Les juges, en outre, se demandent comment le candidat Sarkozy a pu déclarer zéro achat de sondages dans son compte de campagne de 2012 – autrement dit, qui pourrait avoir payé à sa place. (Voir notre enquête)
Lors des perquisitions opérées chez l’éminence grise de l’ancien président, les enquêteurs auraient-ils mis la main sur des enregistrements audio (susceptibles de répondre à cette dernière question) ? À ce stade, l'association anticorruption Anticor, qui s’est constituée partie civile, n'a rien entendu de tel.
Dès mercredi soir, Patrick Buisson s'est empressé de « protester fermement contre les basses accusations » de l'« article ignominieux » du Point, annonçant le dépôt d'une plainte pour diffamation. L'homme continue de fréquenter Nicolas Sarkozy, auquel il rendait encore visite en début de semaine dans ses bureaux parisiens. Mais que dément-il exactement dans son communiqué pesé au trébuchet ?
Bizarrement, ce vieux briscard du journalisme, ancien dirigeant de Minute (magazine d'extrême droite) désormais aux manettes de la chaîne Histoire (groupe TF1), ne nie pas explicitement avoir enregistré Nicolas Sarkozy. Sollicité par mail, Patrick Buisson n'a pas répondu pour l'instant à nos questions.
Interrogé sur ce sujet, son avocat, Me Gilles-William Goldnadel, formule les choses ainsi : « Mon client est dans l’ignorance la plus totale que des enregistrements aient été saisis. Les perquisitions chez lui n’ont jamais donné quoi que ce soit en lien avec ce qui est écrit dans l’article. » Pour essayer de comprendre quel matériel a été saisi exactement, Mediapart s'est penché sur les comptes-rendus de perquisitions.
La toute première, effectuée dans la résidence secondaire de l’intéressé aux Sables-d'Olonne, ne donne visiblement rien, le matin du 4 avril 2013. Tout juste les policiers placent-ils sous scellés quelques discours de campagne, des articles de presse consacrés aux Années érotiques de Patrick Buisson (son essai sur la sexualité à l’époque de l’Occupation), ou encore un sondage post-présidentielle sur « le vote des musulmans ». La descente opérée un peu plus tard dans son bureau parisien, sous le regard du directeur des affaires judiciaires du groupe TF1, fait plouf également.
De toute évidence, les juges sont mieux servis au domicile de Patrick Buisson. Son ordinateur est ainsi scanné par des policiers spécialistes de la récupération de données supprimées, qui copient sur place toute une série de fichiers, repérés à l’aide d’une douzaine de mots-clés : noms d’instituts de sondages (OpinionWay, Ipsos et Sociovision) ; patronymes de Christian Frémont (ex-directeur de cabinet de Nicolas Sarkozy à l’Élysée), Pierre Giacometti et Alain Péron (conseillers "Opinion" bénéficiaires de juteux contrats avec la présidence de 2007 à 2012), Jean-Michel Goudard (ancien conseiller "stratégie" du chef de l’État et inventeur du slogan « La France forte »), ou encore Denis Delmas (ex-président de TNS-Sofres).
Outre un étonnant fichier « Vatican », les juges dénichent et dupliquent surtout des dossiers que Patrick Buisson a créés sous les noms « ELY1 » et « ELY2 » (sans doute en référence à l’Élysée), de même que des dossiers baptisés « NS » (initiales de Nicolas Sarkozy), « NS1 », « NS2 » et « NS3 ». Qu’a donné, après quelques mois, l’analyse de ces données informatiques ? Secret de l’instruction.
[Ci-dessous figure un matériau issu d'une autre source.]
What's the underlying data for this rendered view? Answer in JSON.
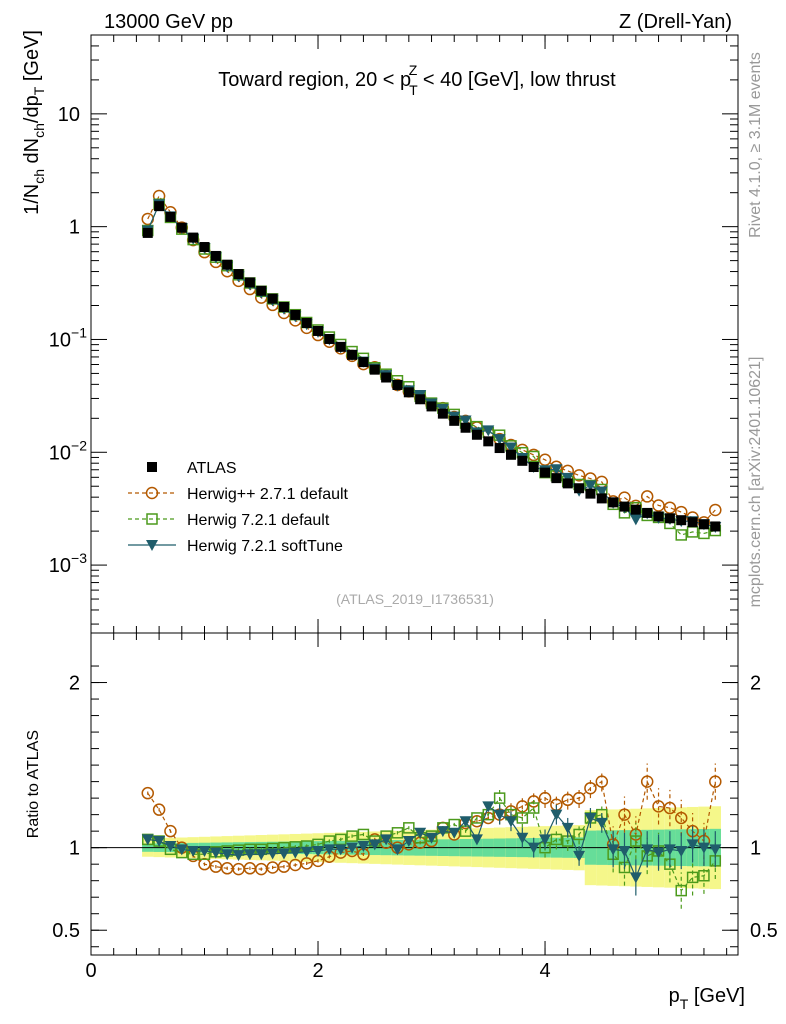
{
  "header": {
    "left": "13000 GeV pp",
    "right": "Z (Drell-Yan)"
  },
  "side_labels": {
    "rivet": "Rivet 4.1.0, ≥ 3.1M events",
    "mcplots": "mcplots.cern.ch [arXiv:2401.10621]"
  },
  "chart_data": {
    "type": "scatter",
    "title": "Toward region, 20 < p_T^Z < 40 [GeV], low thrust",
    "title_parts": {
      "prefix": "Toward region, 20 < p",
      "sup": "Z",
      "sub": "T",
      "suffix": " < 40 [GeV], low thrust"
    },
    "ylabel_main": {
      "a": "1/N",
      "b": "ch",
      "c": " dN",
      "d": "ch",
      "e": "/dp",
      "f": "T",
      "g": " [GeV]"
    },
    "ylabel_ratio": "Ratio to ATLAS",
    "xlabel": {
      "a": "p",
      "b": "T",
      "c": " [GeV]"
    },
    "analysis_id": "(ATLAS_2019_I1736531)",
    "xlim": [
      0,
      5.7
    ],
    "ylim_main": [
      0.00025,
      50
    ],
    "ylim_ratio": [
      0.35,
      2.3
    ],
    "main_yticks": [
      {
        "value": 10,
        "base": "10",
        "exp": ""
      },
      {
        "value": 1,
        "base": "1",
        "exp": ""
      },
      {
        "value": 0.1,
        "base": "10",
        "exp": "−1"
      },
      {
        "value": 0.01,
        "base": "10",
        "exp": "−2"
      },
      {
        "value": 0.001,
        "base": "10",
        "exp": "−3"
      }
    ],
    "ratio_yticks": [
      {
        "value": 2,
        "label": "2"
      },
      {
        "value": 1,
        "label": "1"
      },
      {
        "value": 0.5,
        "label": "0.5"
      }
    ],
    "xticks": [
      {
        "value": 0,
        "label": "0"
      },
      {
        "value": 2,
        "label": "2"
      },
      {
        "value": 4,
        "label": "4"
      }
    ],
    "x": [
      0.5,
      0.6,
      0.7,
      0.8,
      0.9,
      1.0,
      1.1,
      1.2,
      1.3,
      1.4,
      1.5,
      1.6,
      1.7,
      1.8,
      1.9,
      2.0,
      2.1,
      2.2,
      2.3,
      2.4,
      2.5,
      2.6,
      2.7,
      2.8,
      2.9,
      3.0,
      3.1,
      3.2,
      3.3,
      3.4,
      3.5,
      3.6,
      3.7,
      3.8,
      3.9,
      4.0,
      4.1,
      4.2,
      4.3,
      4.4,
      4.5,
      4.6,
      4.7,
      4.8,
      4.9,
      5.0,
      5.1,
      5.2,
      5.3,
      5.4,
      5.5
    ],
    "atlas": [
      0.88,
      1.52,
      1.22,
      0.98,
      0.8,
      0.66,
      0.55,
      0.46,
      0.38,
      0.32,
      0.27,
      0.23,
      0.194,
      0.165,
      0.14,
      0.119,
      0.101,
      0.086,
      0.073,
      0.063,
      0.054,
      0.046,
      0.0395,
      0.034,
      0.0295,
      0.0255,
      0.022,
      0.019,
      0.0165,
      0.0143,
      0.0125,
      0.0109,
      0.0095,
      0.0084,
      0.0074,
      0.0066,
      0.0059,
      0.0053,
      0.0048,
      0.0043,
      0.0039,
      0.0036,
      0.0033,
      0.0031,
      0.0029,
      0.0027,
      0.0026,
      0.0025,
      0.0024,
      0.0023,
      0.0022
    ],
    "series": [
      {
        "name": "ATLAS",
        "color": "#000000",
        "ratio": [
          1,
          1,
          1,
          1,
          1,
          1,
          1,
          1,
          1,
          1,
          1,
          1,
          1,
          1,
          1,
          1,
          1,
          1,
          1,
          1,
          1,
          1,
          1,
          1,
          1,
          1,
          1,
          1,
          1,
          1,
          1,
          1,
          1,
          1,
          1,
          1,
          1,
          1,
          1,
          1,
          1,
          1,
          1,
          1,
          1,
          1,
          1,
          1,
          1,
          1,
          1
        ]
      },
      {
        "name": "Herwig++ 2.7.1 default",
        "color": "#b35900",
        "ratio": [
          1.33,
          1.23,
          1.1,
          1.0,
          0.95,
          0.9,
          0.885,
          0.875,
          0.87,
          0.875,
          0.87,
          0.88,
          0.885,
          0.895,
          0.905,
          0.92,
          0.945,
          0.97,
          0.98,
          0.96,
          1.05,
          1.03,
          1.0,
          1.02,
          1.03,
          1.04,
          1.12,
          1.08,
          1.15,
          1.16,
          1.18,
          1.2,
          1.22,
          1.25,
          1.28,
          1.3,
          1.26,
          1.29,
          1.3,
          1.36,
          1.4,
          1.02,
          1.2,
          1.08,
          1.4,
          1.25,
          1.24,
          1.18,
          1.1,
          1.04,
          1.4
        ]
      },
      {
        "name": "Herwig 7.2.1 default",
        "color": "#4c9a1c",
        "ratio": [
          1.05,
          1.04,
          0.99,
          0.97,
          0.96,
          0.96,
          0.975,
          0.98,
          0.985,
          0.99,
          0.99,
          0.995,
          1.0,
          1.005,
          1.01,
          1.02,
          1.04,
          1.05,
          1.07,
          1.08,
          1.04,
          1.07,
          1.09,
          1.12,
          1.06,
          1.07,
          1.12,
          1.14,
          1.1,
          1.18,
          1.2,
          1.3,
          1.2,
          1.18,
          1.24,
          1.0,
          1.05,
          1.04,
          1.08,
          1.18,
          1.2,
          0.96,
          0.88,
          1.04,
          0.95,
          0.98,
          0.9,
          0.74,
          0.82,
          0.83,
          0.92
        ]
      },
      {
        "name": "Herwig 7.2.1 softTune",
        "color": "#1f5d6b",
        "ratio": [
          1.05,
          1.04,
          1.01,
          0.99,
          0.98,
          0.98,
          0.97,
          0.96,
          0.955,
          0.96,
          0.96,
          0.965,
          0.965,
          0.97,
          0.975,
          0.98,
          0.99,
          0.99,
          1.0,
          1.01,
          1.02,
          1.05,
          0.99,
          1.04,
          1.09,
          1.06,
          1.1,
          1.09,
          1.16,
          1.05,
          1.25,
          1.2,
          1.16,
          1.06,
          1.0,
          1.05,
          1.2,
          1.12,
          0.95,
          1.18,
          1.15,
          0.99,
          0.98,
          0.82,
          0.99,
          0.97,
          0.99,
          0.98,
          1.02,
          1.0,
          0.99
        ]
      }
    ],
    "legend": [
      {
        "label": "ATLAS",
        "marker": "filled-square"
      },
      {
        "label": "Herwig++ 2.7.1 default",
        "marker": "open-circle"
      },
      {
        "label": "Herwig 7.2.1 default",
        "marker": "open-square"
      },
      {
        "label": "Herwig 7.2.1 softTune",
        "marker": "filled-triangle-down"
      }
    ],
    "legend_position": "lower-left",
    "band_colors": {
      "inner": "#66dd99",
      "outer": "#f5f78a"
    }
  }
}
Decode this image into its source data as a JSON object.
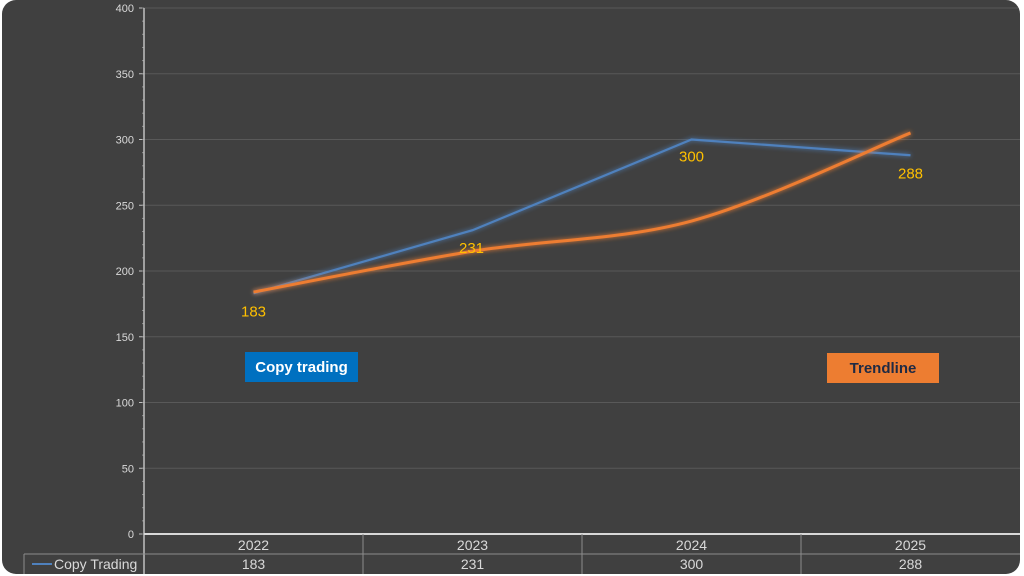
{
  "colors": {
    "background": "#404040",
    "series_line": "#4f81bd",
    "trendline": "#ed7d31",
    "data_label": "#ffc000",
    "axis_text": "#d9d9d9",
    "gridline": "#595959",
    "copy_tag_bg": "#0070c0",
    "trend_tag_bg": "#ed7d31"
  },
  "labels": {
    "copy_trading_tag": "Copy trading",
    "trendline_tag": "Trendline"
  },
  "chart_data": {
    "type": "line",
    "categories": [
      "2022",
      "2023",
      "2024",
      "2025"
    ],
    "series": [
      {
        "name": "Copy Trading",
        "values": [
          183,
          231,
          300,
          288
        ],
        "color": "#4f81bd"
      }
    ],
    "trendline": {
      "values": [
        184,
        215,
        238,
        305
      ],
      "type": "polynomial"
    },
    "ylim": [
      0,
      400
    ],
    "yticks": [
      0,
      50,
      100,
      150,
      200,
      250,
      300,
      350,
      400
    ],
    "grid": true,
    "data_table": true,
    "legend": "data-table",
    "data_labels": [
      "183",
      "231",
      "300",
      "288"
    ]
  }
}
Mais Patrick Buisson n’est visiblement pas tranquille ce jour-là. Sur le procès-verbal de perquisition, il déplore, outré, que les enquêteurs aient aussi épluché son ordinateur « à partir du mot Sarkozy » – une démarche parfaitement assumée par les magistrats. « Mon client y voit la preuve d’une instruction orientée », commente aujourd’hui son avocat, Me Gilles-William Goldnadel. En tout cas, si les juges n’ont pas déjà mis la main sur des bandes, ils les cherchent désormais activement.